Le reporting extra-financier se teinte de vert

le 19/06/2019 L'AGEFI Quotidien / Edition de 7H

La Commission européenne a publié des lignes directrices destinées à aider les acteurs économiques à quantifier l'impact de leur activité sur le climat.

Engagement de l’Union européenne d’agir pour le climat lors de la COP 21 à Paris.
Le texte de la Commission montre la volonté des Etats membres de respecter les termes de l’Accord de Paris (COP 21 de 2015).
(Crédit European Union.)

La feuille de route verte de l’Union européenne continue de se préciser.
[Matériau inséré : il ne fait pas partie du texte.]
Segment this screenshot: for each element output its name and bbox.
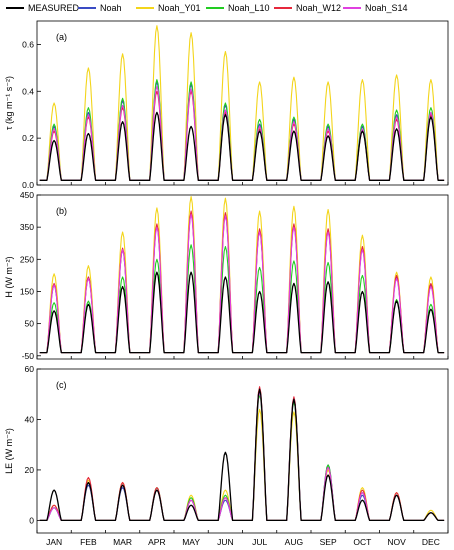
plot-frame — [36, 368, 449, 534]
panel-label: (a) — [56, 32, 67, 42]
legend: MEASURED Noah Noah_Y01 Noah_L10 Noah_W12 Noah… — [6, 3, 408, 13]
y-tick-label: 0.6 — [22, 39, 34, 49]
series-line — [39, 244, 445, 354]
y-tick-label: -50 — [22, 351, 35, 361]
y-tick-label: 50 — [25, 319, 35, 329]
x-tick-label: OCT — [353, 537, 371, 547]
legend-label: Noah_W12 — [296, 3, 341, 13]
x-tick-label: NOV — [387, 537, 406, 547]
panel-b: -50 50 150 250 350 450 H (W m⁻²) (b) — [4, 190, 449, 361]
plot-frame — [36, 20, 449, 186]
series-line — [39, 386, 445, 521]
x-tick-label: MAR — [113, 537, 132, 547]
y-axis-label: τ (kg m⁻¹ s⁻²) — [4, 76, 14, 130]
series-line — [39, 86, 445, 181]
series-line — [39, 393, 445, 521]
y-axis-label: H (W m⁻²) — [4, 256, 14, 297]
series-line — [39, 111, 445, 181]
y-tick-label: 350 — [20, 222, 34, 232]
y-tick-label: 450 — [20, 190, 34, 200]
series-line — [39, 408, 445, 521]
series-line — [39, 210, 445, 354]
month-axis: JAN FEB MAR APR MAY JUN JUL AUG SEP OCT NOV DEC — [46, 537, 440, 547]
panel-c: 0 20 40 60 LE (W m⁻²) (c) — [4, 364, 449, 534]
plot-frame — [36, 194, 449, 360]
legend-label: Noah_Y01 — [158, 3, 201, 13]
y-tick-label: 60 — [25, 364, 35, 374]
series-line — [39, 271, 445, 354]
panel-label: (b) — [56, 206, 67, 216]
y-tick-label: 0.2 — [22, 133, 34, 143]
y-tick-label: 0 — [29, 515, 34, 525]
series-line — [39, 388, 445, 521]
x-tick-label: AUG — [285, 537, 303, 547]
legend-label: Noah_L10 — [228, 3, 270, 13]
y-tick-label: 0.0 — [22, 180, 34, 190]
panel-label: (c) — [56, 380, 67, 390]
y-tick-label: 150 — [20, 286, 34, 296]
series-line — [39, 90, 445, 181]
y-tick-label: 20 — [25, 465, 35, 475]
series-line — [39, 213, 445, 354]
legend-label: Noah — [100, 3, 122, 13]
series-line — [39, 79, 445, 181]
x-tick-label: JUL — [252, 537, 267, 547]
x-tick-label: SEP — [320, 537, 337, 547]
x-tick-label: JAN — [46, 537, 62, 547]
y-tick-label: 0.4 — [22, 86, 34, 96]
legend-label: MEASURED — [28, 3, 80, 13]
x-tick-label: FEB — [80, 537, 97, 547]
series-line — [39, 212, 445, 354]
series-line — [39, 388, 445, 522]
panel-a: 0.0 0.2 0.4 0.6 τ (kg m⁻¹ s⁻²) (a) — [4, 20, 449, 190]
legend-label: Noah_S14 — [365, 3, 408, 13]
y-tick-label: 40 — [25, 414, 35, 424]
x-tick-label: MAY — [182, 537, 200, 547]
x-tick-label: APR — [148, 537, 165, 547]
y-tick-label: 250 — [20, 254, 34, 264]
series-line — [39, 25, 445, 181]
x-tick-label: DEC — [422, 537, 440, 547]
series-line — [39, 81, 445, 181]
y-axis-label: LE (W m⁻²) — [4, 428, 14, 474]
series-line — [39, 196, 445, 354]
x-tick-label: JUN — [217, 537, 234, 547]
series-line — [39, 391, 445, 521]
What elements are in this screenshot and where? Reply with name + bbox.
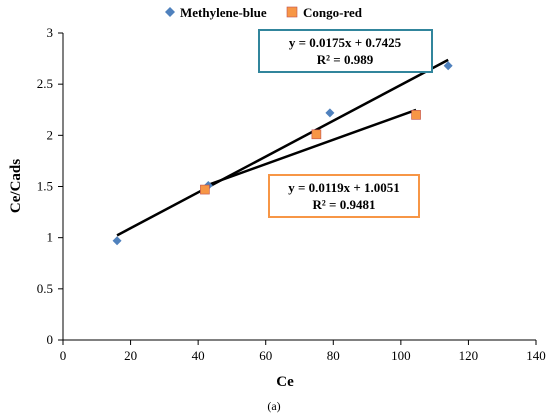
legend-item-methylene-blue: Methylene-blue (165, 5, 267, 20)
trendline-congo-red (204, 108, 417, 188)
r2-congo-red: R² = 0.9481 (313, 197, 376, 212)
y-tick-label: 0 (47, 332, 54, 347)
x-tick-label: 80 (327, 348, 340, 363)
y-tick-label: 3 (47, 25, 54, 40)
legend-marker-methylene-blue (165, 7, 175, 17)
x-ticks: 0 20 40 60 80 100 120 140 (60, 340, 546, 363)
r2-methylene-blue: R² = 0.989 (317, 52, 374, 67)
y-tick-label: 0.5 (37, 281, 53, 296)
x-axis-title: Ce (276, 374, 294, 390)
x-tick-label: 140 (526, 348, 546, 363)
x-tick-label: 60 (259, 348, 272, 363)
legend-label-methylene-blue: Methylene-blue (180, 5, 267, 20)
legend: Methylene-blue Congo-red (165, 5, 363, 20)
x-tick-label: 40 (192, 348, 205, 363)
data-points (112, 61, 453, 246)
y-ticks: 0 0.5 1 1.5 2 2.5 3 (37, 25, 63, 347)
data-point-methylene-blue (112, 236, 122, 246)
legend-marker-congo-red (286, 6, 298, 18)
legend-label-congo-red: Congo-red (303, 5, 363, 20)
legend-item-congo-red: Congo-red (286, 5, 363, 20)
equation-methylene-blue: y = 0.0175x + 0.7425 (289, 35, 402, 50)
data-point-congo-red (311, 129, 322, 140)
x-tick-label: 120 (459, 348, 479, 363)
data-point-congo-red (200, 184, 210, 195)
equation-box-frame-methylene-blue (258, 29, 433, 73)
plot-area: 0 20 40 60 80 100 120 140 0 0.5 1 1.5 2 2.5 3 (37, 25, 546, 363)
equation-box-frame-congo-red (268, 174, 420, 218)
y-tick-label: 1.5 (37, 179, 53, 194)
y-tick-label: 2.5 (37, 76, 53, 91)
x-tick-label: 0 (60, 348, 67, 363)
data-point-methylene-blue (443, 61, 453, 71)
x-tick-label: 20 (124, 348, 137, 363)
y-tick-label: 1 (47, 230, 54, 245)
equation-box-methylene-blue: y = 0.0175x + 0.7425 R² = 0.989 (258, 29, 433, 73)
y-tick-label: 2 (47, 127, 54, 142)
figure-caption: (a) (267, 399, 280, 413)
data-point-methylene-blue (325, 108, 335, 118)
y-axis-title: Ce/Cads (8, 159, 24, 213)
trendline-methylene-blue (116, 58, 449, 237)
trendlines (116, 58, 449, 237)
x-tick-label: 100 (391, 348, 411, 363)
data-point-congo-red (411, 110, 421, 120)
equation-box-congo-red: y = 0.0119x + 1.0051 R² = 0.9481 (268, 174, 420, 218)
equation-congo-red: y = 0.0119x + 1.0051 (288, 180, 400, 195)
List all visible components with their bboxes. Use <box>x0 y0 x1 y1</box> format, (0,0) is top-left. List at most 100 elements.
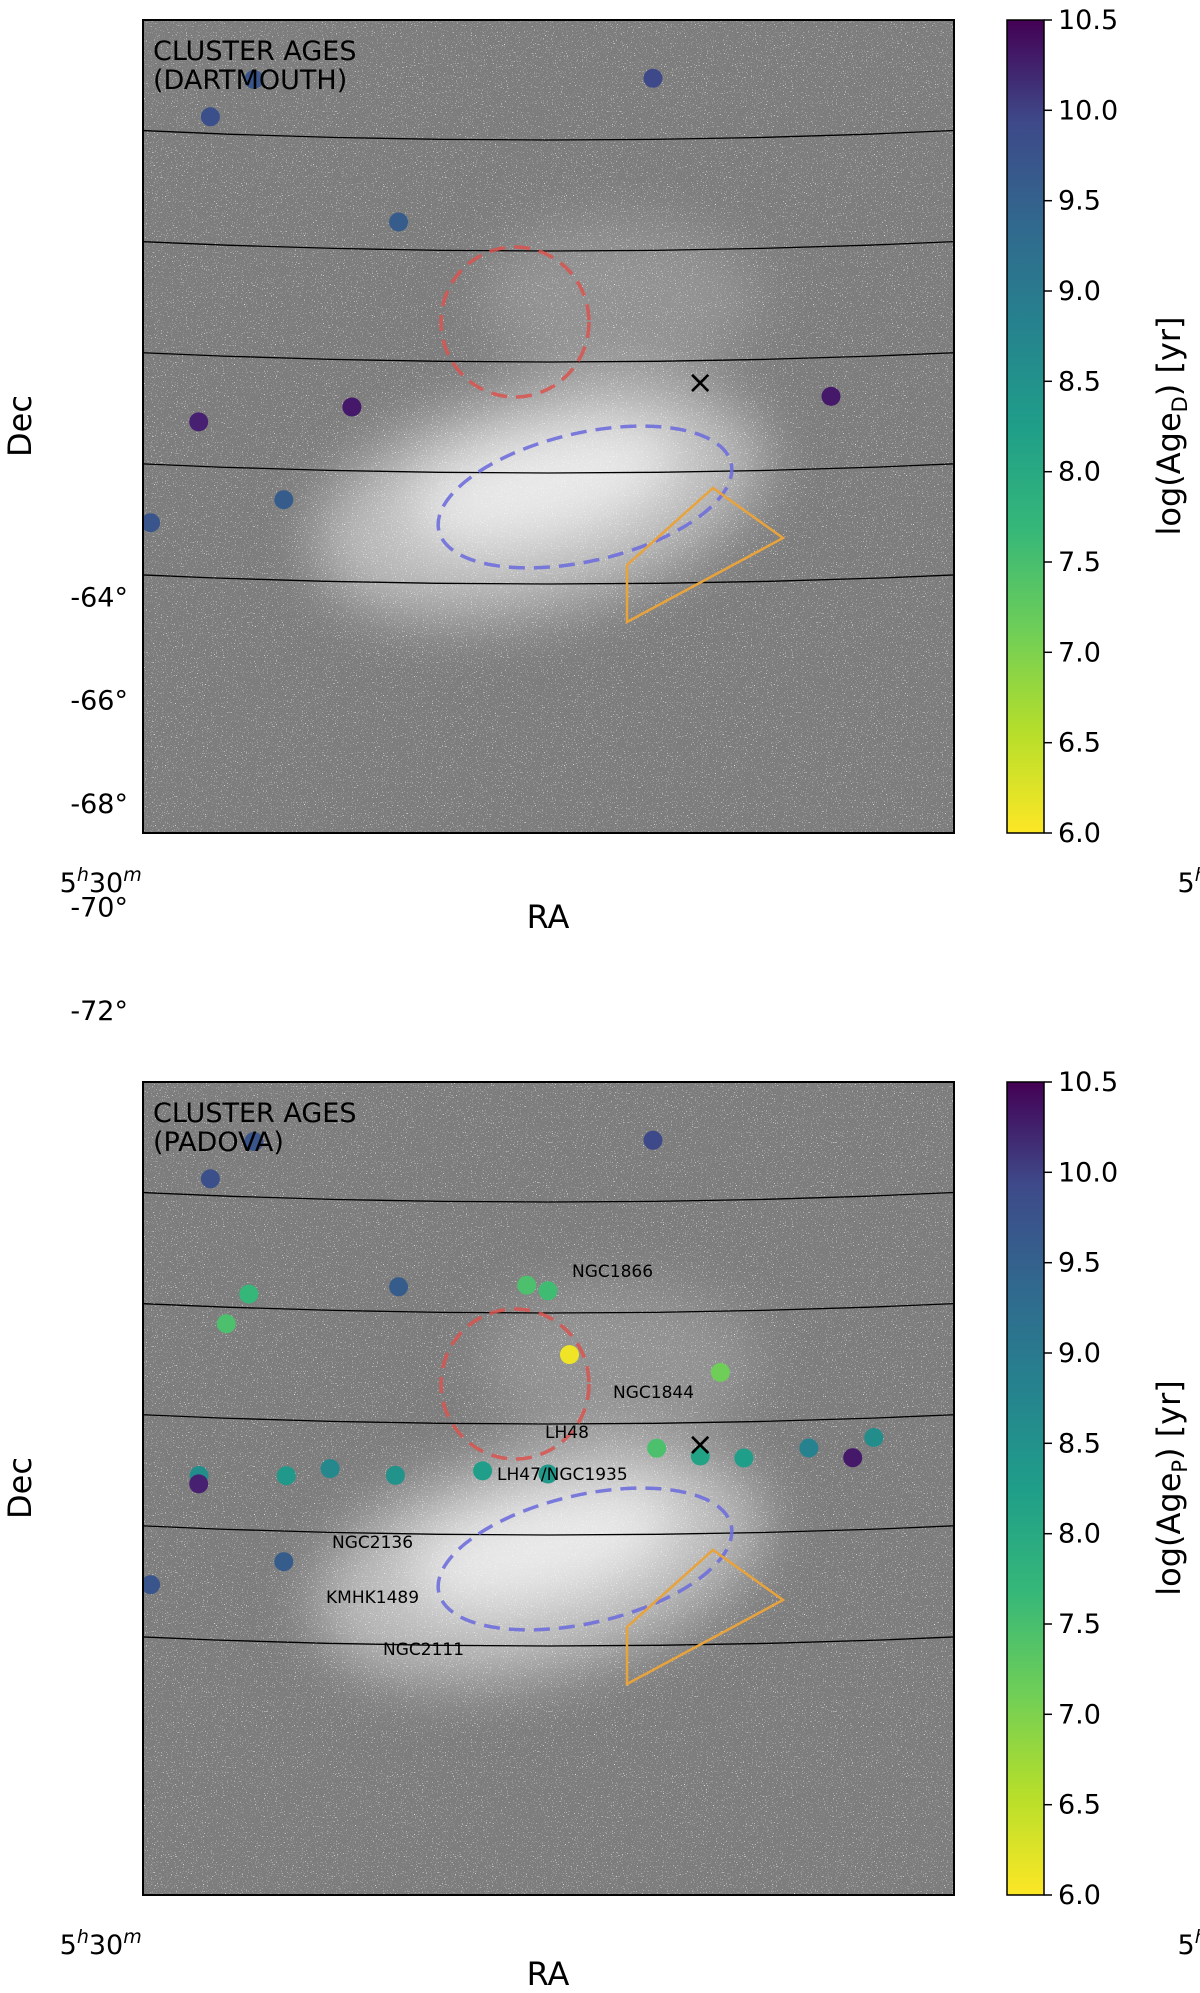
cluster-point <box>143 1575 161 1595</box>
ra-tick-label: 5h00m <box>1178 864 1200 899</box>
colorbar-label: log(AgeP) [yr] <box>1150 1380 1192 1596</box>
ra-tick-label: 5h00m <box>1178 1926 1200 1961</box>
cluster-point <box>643 1130 663 1150</box>
center-marker: × <box>687 363 714 401</box>
cluster-label-lh48: LH48 <box>545 1423 589 1443</box>
colorbar-tick-label: 10.5 <box>1058 1067 1118 1098</box>
cluster-point <box>320 1459 340 1479</box>
colorbar-tick-label: 7.0 <box>1058 637 1101 668</box>
colorbar-label: log(AgeD) [yr] <box>1150 316 1192 535</box>
cluster-point <box>1059 1405 1078 1424</box>
cluster-point <box>389 1277 409 1297</box>
cluster-point <box>1188 1386 1200 1405</box>
colorbar-tick-label: 10.5 <box>1058 5 1118 36</box>
dec-tick-label: -66° <box>70 686 128 717</box>
center-marker-symbol: × <box>687 363 714 401</box>
cluster-point <box>560 1345 579 1365</box>
cluster-point <box>239 1284 259 1304</box>
panel-title-line1: CLUSTER AGES <box>153 36 356 67</box>
dec-tick-label: -70° <box>70 892 128 923</box>
y-axis-label: Dec <box>1 395 39 457</box>
region-blue-ellipse <box>436 1486 734 1632</box>
colorbar-tick-label: 7.5 <box>1058 1609 1101 1640</box>
x-axis-label: RA <box>527 898 570 936</box>
panel-padova: × CLUSTER AGES (PADOVA) NGC1866 NGC1844 … <box>1 582 1200 1993</box>
ra-grid-line <box>1170 1013 1200 1733</box>
center-marker-symbol: × <box>687 1425 714 1463</box>
ra-grid-line <box>99 1026 134 1747</box>
cluster-point <box>799 1438 819 1458</box>
plot-frame <box>142 1081 955 1896</box>
cluster-point <box>690 1446 710 1466</box>
cluster-label-lh47: LH47/NGC1935 <box>497 1465 628 1485</box>
colorbar-tick-label: 6.0 <box>1058 818 1101 849</box>
colorbar-tick-label: 8.0 <box>1058 457 1101 488</box>
cluster-point <box>274 490 294 510</box>
colorbar-tick-label: 9.0 <box>1058 276 1101 307</box>
x-axis-label: RA <box>527 1955 570 1993</box>
cluster-point <box>102 1465 121 1484</box>
colorbar-tick-label: 9.5 <box>1058 186 1101 217</box>
region-orange-triangle <box>625 486 786 625</box>
region-red-circle <box>439 1307 591 1461</box>
colorbar-tick-label: 10.0 <box>1058 1157 1118 1188</box>
colorbar-tick-label: 6.0 <box>1058 1880 1101 1911</box>
cluster-point <box>385 1465 405 1485</box>
cluster-point <box>643 68 663 88</box>
cluster-point <box>843 1448 863 1468</box>
cluster-points <box>143 68 841 533</box>
colorbar-tick-label: 6.5 <box>1058 1790 1101 1821</box>
region-blue-ellipse <box>436 424 734 570</box>
colorbar-ticks: 6.0 6.5 7.0 7.5 8.0 8.5 9.0 9.5 10.0 10.5 <box>1044 5 1118 849</box>
dec-tick-labels: -64° -66° -68° -70° -72° <box>70 582 128 1026</box>
dec-tick-label: -72° <box>70 996 128 1027</box>
cluster-point <box>1049 1228 1068 1247</box>
center-marker: × <box>687 1425 714 1463</box>
panel-title-line1: CLUSTER AGES <box>153 1098 356 1129</box>
cluster-point <box>517 1275 537 1295</box>
cluster-point <box>710 1362 730 1382</box>
colorbar: 6.0 6.5 7.0 7.5 8.0 8.5 9.0 9.5 10.0 10.5 log(Age… <box>1006 5 1192 849</box>
cluster-point <box>143 513 161 533</box>
ra-tick-labels: 6h00m5h30m5h00m4h30m <box>60 1926 1200 1961</box>
cluster-label-kmhk1489: KMHK1489 <box>326 1588 419 1608</box>
colorbar-tick-label: 8.5 <box>1058 1428 1101 1459</box>
colorbar-tick-label: 8.5 <box>1058 366 1101 397</box>
cluster-point <box>342 397 362 417</box>
star-field <box>143 1082 954 1895</box>
cluster-point <box>216 1314 236 1334</box>
dec-tick-label: -68° <box>70 789 128 820</box>
cluster-point <box>189 412 209 432</box>
region-red-circle <box>439 245 591 399</box>
cluster-point <box>274 1552 294 1572</box>
cluster-point <box>864 1428 884 1447</box>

La Commission a publié hier de nouvelles lignes directrices sur le reporting climat des entreprises, dans le cadre de son plan d'action pour un financement durable. Celles-ci viennent compléter les précédentes lignes directrices sur le reporting extra-financier. «L'urgence climatique ne nous laisse d'autre choix que de passer à un modèle économique climatiquement neutre. Les nouvelles directives d’aujourd’hui aideront les entreprises à révéler l’impact du changement climatique sur leurs activités ainsi que l’impact de leurs activités sur le climat, permettant ainsi aux investisseurs de prendre des décisions d’investissement plus éclairées», a déclaré Valdis Dombrovskis, vice-président chargé de la stabilité financière, des services financiers et de l'union des marchés des capitaux.

Présentation lors de la COP 25
au Chili

Le texte de la Commission témoigne de la volonté des Etats membres de respecter les termes de l’Accord de Paris. Il est destiné à alimenter le plan neutralité carbone à horizon 2050 que la Commission doit présenter lors de la COP 25, organisée par le Chili. «Les objectifs sont alignés avec un objectif de neutralité carbone à horizon 2050. Ils vont donc au-delà des engagements présentés par l’UE à l’occasion de la COP 21 de 2015», confirme Helena Viñes Fiestas, responsable de la recherche ISR chez BNPP AM et membre du TEG (Technical Experts group) de la Commission.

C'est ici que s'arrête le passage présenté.